La France et l'Allemagne célèbrent en septembre leur amitié, socle de la construction européenne, à l'occasion des 50 ans du voyage historique du général de Gaulle en RFA, sur fond de tensions liées à la crise de l'euro.
Du 4 au 9 septembre 1962, le président français avait parcouru toute l'Allemagne prononçant une dizaine de discours, dont six en allemand appris par coeur, s'adressant au grand public pour exalter le rapprochement des deux pays.
La visite de ce soldat français, qui avait combattu deux fois l'Allemagne lors des deux dernières guerres mondiales, s'était avérée un succès "au delà de toute espérance", selon les témoins d'alors, dans un pays hanté par le sentiment de culpabilité de l'Holocauste et marqué par sa défaite et sa division après la construction du Mur de Berlin en 1961.
Arrivé à Bonn (ouest), dans la capitale allemande d'alors, le Général avait continué par Düsseldorf (ouest), Duisbourg (ouest), Hambourg (nord), Munich (sud), Stuttgart (sud-ouest) pour terminer à Ludwigsburg (sud-ouest).
A Duisbourg, il s'était adressé aux ouvriers de l'usine sidérurgique de Thyssen, les appelant "Meine Herren" --Messieurs--, puis à Hambourg, il avait parlé à l'armée et à Ludwigsburg, il avait "félicité les jeunes Allemands (...) enfants d'un grand peuple qui (...) au cours de son histoire, a commis de grandes fautes".
C'est ce dernier discours, prononcé devant plus de 7.000 personnes, symbolisant le changement de génération et par conséquent de perspective, que la chancelière Angela Merkel et le président français François Hollande vont commémorer le 22 septembre.

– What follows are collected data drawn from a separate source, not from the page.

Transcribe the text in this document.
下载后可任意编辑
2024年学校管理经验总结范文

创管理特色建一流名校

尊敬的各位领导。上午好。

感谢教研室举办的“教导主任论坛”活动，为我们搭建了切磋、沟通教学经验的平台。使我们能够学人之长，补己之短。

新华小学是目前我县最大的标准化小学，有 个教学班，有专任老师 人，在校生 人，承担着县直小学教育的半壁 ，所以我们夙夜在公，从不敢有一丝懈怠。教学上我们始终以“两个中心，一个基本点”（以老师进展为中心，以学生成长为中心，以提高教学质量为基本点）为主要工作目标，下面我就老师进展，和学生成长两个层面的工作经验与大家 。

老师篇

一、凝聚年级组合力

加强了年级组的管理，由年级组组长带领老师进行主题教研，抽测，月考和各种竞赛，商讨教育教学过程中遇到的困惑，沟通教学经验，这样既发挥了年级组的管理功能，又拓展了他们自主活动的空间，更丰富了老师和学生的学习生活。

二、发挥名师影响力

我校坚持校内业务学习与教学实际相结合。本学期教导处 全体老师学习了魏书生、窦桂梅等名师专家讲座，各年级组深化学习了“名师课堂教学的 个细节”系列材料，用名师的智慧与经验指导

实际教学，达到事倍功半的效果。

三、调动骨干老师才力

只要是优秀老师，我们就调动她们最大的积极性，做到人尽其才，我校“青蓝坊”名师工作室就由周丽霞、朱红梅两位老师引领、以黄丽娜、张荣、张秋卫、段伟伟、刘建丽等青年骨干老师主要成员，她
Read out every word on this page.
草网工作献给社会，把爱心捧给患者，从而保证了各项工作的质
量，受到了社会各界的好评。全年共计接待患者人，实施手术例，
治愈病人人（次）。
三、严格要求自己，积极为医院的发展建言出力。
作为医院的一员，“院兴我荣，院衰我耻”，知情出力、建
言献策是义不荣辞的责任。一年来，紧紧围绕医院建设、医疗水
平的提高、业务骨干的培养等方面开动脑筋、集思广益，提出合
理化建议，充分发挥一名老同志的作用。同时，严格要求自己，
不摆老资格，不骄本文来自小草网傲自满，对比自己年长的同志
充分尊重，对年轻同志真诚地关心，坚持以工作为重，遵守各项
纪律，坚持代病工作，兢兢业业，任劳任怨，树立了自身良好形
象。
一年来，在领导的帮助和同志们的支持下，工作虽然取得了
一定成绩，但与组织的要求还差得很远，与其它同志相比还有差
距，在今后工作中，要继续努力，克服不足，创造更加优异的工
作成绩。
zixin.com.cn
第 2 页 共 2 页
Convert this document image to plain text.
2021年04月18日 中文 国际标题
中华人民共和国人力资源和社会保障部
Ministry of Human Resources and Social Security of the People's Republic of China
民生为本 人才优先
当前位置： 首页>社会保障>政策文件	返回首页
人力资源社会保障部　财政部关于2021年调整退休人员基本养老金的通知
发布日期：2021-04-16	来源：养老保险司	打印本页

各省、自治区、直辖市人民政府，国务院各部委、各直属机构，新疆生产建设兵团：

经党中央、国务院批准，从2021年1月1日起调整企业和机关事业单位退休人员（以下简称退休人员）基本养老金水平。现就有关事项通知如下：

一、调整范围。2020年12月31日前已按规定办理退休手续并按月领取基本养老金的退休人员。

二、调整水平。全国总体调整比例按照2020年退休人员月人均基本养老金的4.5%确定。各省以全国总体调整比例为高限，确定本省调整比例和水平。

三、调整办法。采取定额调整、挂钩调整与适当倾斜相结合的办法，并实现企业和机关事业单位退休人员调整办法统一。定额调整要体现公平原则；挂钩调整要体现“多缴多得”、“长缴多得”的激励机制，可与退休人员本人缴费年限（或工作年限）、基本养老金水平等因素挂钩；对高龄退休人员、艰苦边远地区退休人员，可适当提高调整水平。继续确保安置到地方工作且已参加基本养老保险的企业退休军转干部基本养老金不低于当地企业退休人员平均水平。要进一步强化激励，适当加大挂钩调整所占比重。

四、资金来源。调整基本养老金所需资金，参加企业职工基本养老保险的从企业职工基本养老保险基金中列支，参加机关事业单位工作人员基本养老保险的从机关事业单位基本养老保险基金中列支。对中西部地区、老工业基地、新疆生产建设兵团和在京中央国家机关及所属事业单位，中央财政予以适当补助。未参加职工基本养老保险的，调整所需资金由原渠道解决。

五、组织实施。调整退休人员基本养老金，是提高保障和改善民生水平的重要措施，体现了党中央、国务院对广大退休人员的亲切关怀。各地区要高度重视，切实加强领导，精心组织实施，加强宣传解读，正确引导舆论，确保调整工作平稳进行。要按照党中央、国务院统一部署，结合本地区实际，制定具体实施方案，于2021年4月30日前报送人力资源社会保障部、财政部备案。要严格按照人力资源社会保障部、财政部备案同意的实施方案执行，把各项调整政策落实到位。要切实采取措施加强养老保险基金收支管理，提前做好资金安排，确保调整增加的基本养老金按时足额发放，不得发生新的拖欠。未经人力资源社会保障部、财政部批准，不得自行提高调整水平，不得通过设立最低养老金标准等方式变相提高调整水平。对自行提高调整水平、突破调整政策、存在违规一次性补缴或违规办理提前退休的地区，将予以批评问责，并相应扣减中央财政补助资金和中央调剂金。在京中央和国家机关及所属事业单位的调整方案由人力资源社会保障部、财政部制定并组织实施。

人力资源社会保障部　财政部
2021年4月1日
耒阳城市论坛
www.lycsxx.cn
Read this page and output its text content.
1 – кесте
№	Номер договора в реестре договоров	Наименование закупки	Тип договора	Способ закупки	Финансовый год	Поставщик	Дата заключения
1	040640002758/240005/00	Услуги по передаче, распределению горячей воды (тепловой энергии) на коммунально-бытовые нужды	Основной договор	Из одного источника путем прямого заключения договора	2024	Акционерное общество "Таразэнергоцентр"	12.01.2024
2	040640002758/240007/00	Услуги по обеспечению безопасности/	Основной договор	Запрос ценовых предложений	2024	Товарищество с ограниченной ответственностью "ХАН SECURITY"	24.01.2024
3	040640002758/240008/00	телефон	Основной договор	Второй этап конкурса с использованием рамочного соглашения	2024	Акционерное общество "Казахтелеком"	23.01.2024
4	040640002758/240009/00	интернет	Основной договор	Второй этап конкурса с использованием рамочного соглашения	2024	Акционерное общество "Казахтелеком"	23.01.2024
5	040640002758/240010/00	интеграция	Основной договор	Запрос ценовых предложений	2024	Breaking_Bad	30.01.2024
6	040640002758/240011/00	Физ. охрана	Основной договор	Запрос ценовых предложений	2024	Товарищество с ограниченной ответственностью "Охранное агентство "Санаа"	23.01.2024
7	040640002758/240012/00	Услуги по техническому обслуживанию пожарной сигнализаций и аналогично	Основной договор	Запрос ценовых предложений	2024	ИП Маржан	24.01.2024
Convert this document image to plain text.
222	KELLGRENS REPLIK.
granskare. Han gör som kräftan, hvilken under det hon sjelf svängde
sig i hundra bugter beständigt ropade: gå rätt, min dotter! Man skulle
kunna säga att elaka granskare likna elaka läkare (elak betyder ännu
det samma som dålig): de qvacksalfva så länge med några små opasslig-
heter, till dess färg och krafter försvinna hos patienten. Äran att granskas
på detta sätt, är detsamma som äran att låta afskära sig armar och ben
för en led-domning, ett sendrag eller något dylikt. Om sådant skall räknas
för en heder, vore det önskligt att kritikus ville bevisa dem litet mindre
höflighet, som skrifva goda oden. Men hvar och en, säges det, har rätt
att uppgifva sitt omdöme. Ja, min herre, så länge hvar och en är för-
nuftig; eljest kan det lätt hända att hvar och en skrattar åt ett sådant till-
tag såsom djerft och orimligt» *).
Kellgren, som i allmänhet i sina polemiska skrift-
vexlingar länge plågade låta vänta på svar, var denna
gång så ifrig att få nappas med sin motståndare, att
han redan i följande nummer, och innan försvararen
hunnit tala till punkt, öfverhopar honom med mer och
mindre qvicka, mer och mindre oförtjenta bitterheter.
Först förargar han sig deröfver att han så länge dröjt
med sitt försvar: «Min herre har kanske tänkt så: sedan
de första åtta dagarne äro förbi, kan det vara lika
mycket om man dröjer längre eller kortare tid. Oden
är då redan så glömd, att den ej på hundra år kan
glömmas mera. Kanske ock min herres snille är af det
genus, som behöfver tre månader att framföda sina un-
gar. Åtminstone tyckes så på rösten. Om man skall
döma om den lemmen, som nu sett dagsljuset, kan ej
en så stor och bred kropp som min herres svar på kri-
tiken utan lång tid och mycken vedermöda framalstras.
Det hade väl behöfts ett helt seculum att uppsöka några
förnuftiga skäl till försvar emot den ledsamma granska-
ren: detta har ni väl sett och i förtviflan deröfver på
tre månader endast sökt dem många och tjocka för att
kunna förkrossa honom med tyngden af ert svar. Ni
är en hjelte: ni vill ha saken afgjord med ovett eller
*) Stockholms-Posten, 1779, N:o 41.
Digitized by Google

Plus tard que la date initiale, pour des raisons de calendrier.
Auparavant, les ministres des Affaires étrangères, Guido Westerwelle et Laurent Fabius, doivent le 5 septembre à Bonn rendre hommage au rapprochement des deux pays.
Ces festivités précèdent la grand-messe à Berlin, le 22 janvier prochain, du cinquantenaire de la signature du traité de l'Elysée, entre le général de Gaulle et le chancelier allemand Konrad Adenauer, fixant les objectifs d'une coopération bilatérale.
Elles surviennent dans un climat tendu: la crise de la dette dans la zone euro, avec comme épée de Damoclès une sortie des pays les plus faibles économiquement voire un éventuel éclatement de la monnaie unique lancée en 1999, met une fois de plus en évidence les différences d'approche en matière de politique économique des deux pays.
"Sur un socle européen commun assez solide, ils se querellent sur la meilleure voie pour sortir de la crise", constate Henrik Uterwedde, directeur adjoint de l'Institut franco-allemand de Ludwigsburg (dfi). Avec, selon un schéma récurrent dans les relations des deux pays, la France plus favorable à une politique keynesienne et l'Allemagne, pétrie d'ordolibéralisme, prônant moins d'intervention de l'Etat.
Lors de leur dernière rencontre à Berlin, le 23 août, Mme Merkel et M. Hollande ont promis d'assurer la pérennité du moteur franco-allemand.
Tous deux nés en 1954, après la guerre, ils sont beaucoup moins marqués par le pays de l'autre que ne l'étaient Charles de Gaulle et Konrad Adenauer. Et peut-être moins animés par l'élan des pères fondateurs.
François Hollande parle peu allemand--qu´il a appris en seconde langue--, contrairement à de Gaulle qui avait perfectionné cette langue à Saint-Cyr et en captivité lors de la Première Guerre mondiale.
Alors que Konrad Adenauer connaissait un français de base, enseigné à l'école, Angela Merkel a appris le russe et l'anglais en RDA et fait partie, comme elle l'avait elle-même souligné dans son premier discours devant le parlement de l'UE des "jeunes Européens" qui ont découvert l'Union après la chute du rideau de fer en 1989.